Кивнул. Вышел. Ключ — дважды.
Первые десять минут я ничего не делала. Просто ходила по квартире — из кухни в комнату, из комнаты в коридор, из коридора на кухню. Как кот, которого заперли одного: обнюхиваешь каждый угол, проверяешь — всё на месте?
На месте. Всё на месте. Андреева чашка в раковине — чай допит, а на стенках мёд, загустевший, тёмный. Он всегда кладёт слишком много и никогда не размешивает до конца. Я стояла и смотрела на эту чашку, и что-то в этом мёде на дне было такое... Как осадок. Не горький, не сладкий. Просто — то, что остаётся, когда живое растворяется.
Вымыла чашку. Вытерла стол. Убрала хлеб.
Комната Кирилла — дверь открыта, на столе учебники стопкой, на стене таблица Менделеева, держится на честном слове и трёх кнопках. Маринина — блокнот раскрыт, на странице полурисунок: кот или собака, не разберёшь, она бросила на полпути, когда бабушка приехала.
Наша спальня. Кровать застелена — углы подоткнуты, подушки параллельно. Андрей. На его тумбочке — книга, «Эксплуатация тепловых сетей», закладка торчит на первой трети. Читает полгода. На моей тумбочке — серёжки, которые забыла убрать в шкатулку, и зарядка от телефона.

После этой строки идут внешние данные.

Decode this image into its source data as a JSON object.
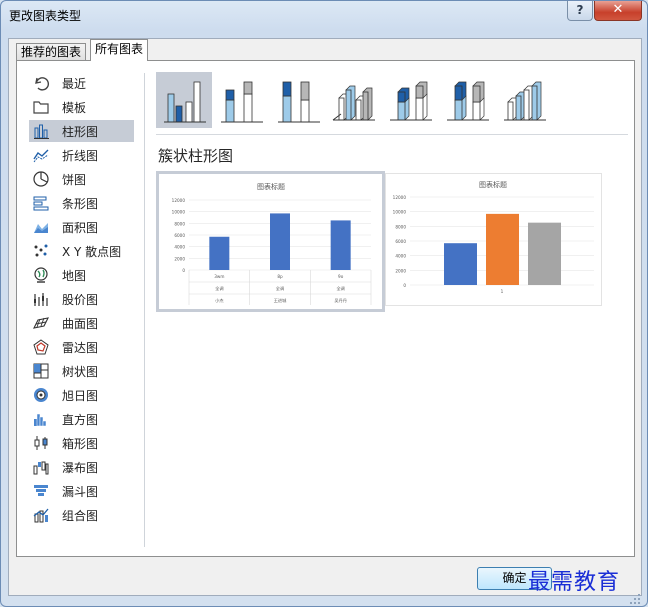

Я села на кровать. Провела ладонью по покрывалу. Ткань ровная, без единой складки. Когда он уезжает, я кровать не застилаю. Натягиваю одеяло — и хватит. Маленький бунт. Настолько маленький, что стыдно называть его бунтом.
Телефон. Мама.
— Ленок, ты ела?
— Мам, девять утра.
— Так и что? Завтрак — главная еда.
— Знаю.
— Что будешь?
— Чай. Бутерброд.
— С чем?
— С сыром.
— Не с колбасой?
— Нет, мам. С сыром.
— Молодец. В колбасе — одна соя. Я тебе вчера звонила, ты не брала.
— Я была занята.
— Чем?
— Мам.
— Что — мам? Я же волнуюсь. Андрей уехал, дети разъехались, ты одна в квартире. Мало ли.
— Мало ли — что?
— Ну... мало ли.
Она замолчала. Мама умеет молчать так, что чувствуешь себя виноватой. Не за что — просто так. За то, что ты взрослая и всё равно не можешь ответить на вопрос «ты ела?» без раздражения.
— Мам. Я поем. Честно. Закрою трубку и сделаю себе бутерброд. С сыром. И чай. С мёдом. Хорошо?
— Ну хорошо. Вечером позвоню.
— Я знаю.
Единственный человек, перед которым не нужно изображать, что всё в порядке. Потому что для мамы я — навсегда ребёнок, которого надо покормить и спросить, надела ли шарф. И что-то в этом есть — надёжное. Неизменное. Даже когда бесит.
Я сделала бутерброд. С сыром. Обещание есть обещание. Откусила, стоя у окна, и уставилась во двор. Тополя, скамейки, детская площадка — утро буднего дня, никого. Качели раскачивались от ветра — медленно, туда-сюда, туда-сюда. Маятник, которому некого качать. Одинокий скрип долетал до третьего этажа.
Мне надо было на работу. Библиотека, каталоги, Вера Ильинична с историями про соседей, привычная рабочая тишина — своя, обжитая, с запахом старой бумаги и скрипом паркета. Надо было собраться, накраситься, надеть туфли, закрыть дверь, спуститься, выйти, повернуть направо к метро. Как каждый день. Как всегда.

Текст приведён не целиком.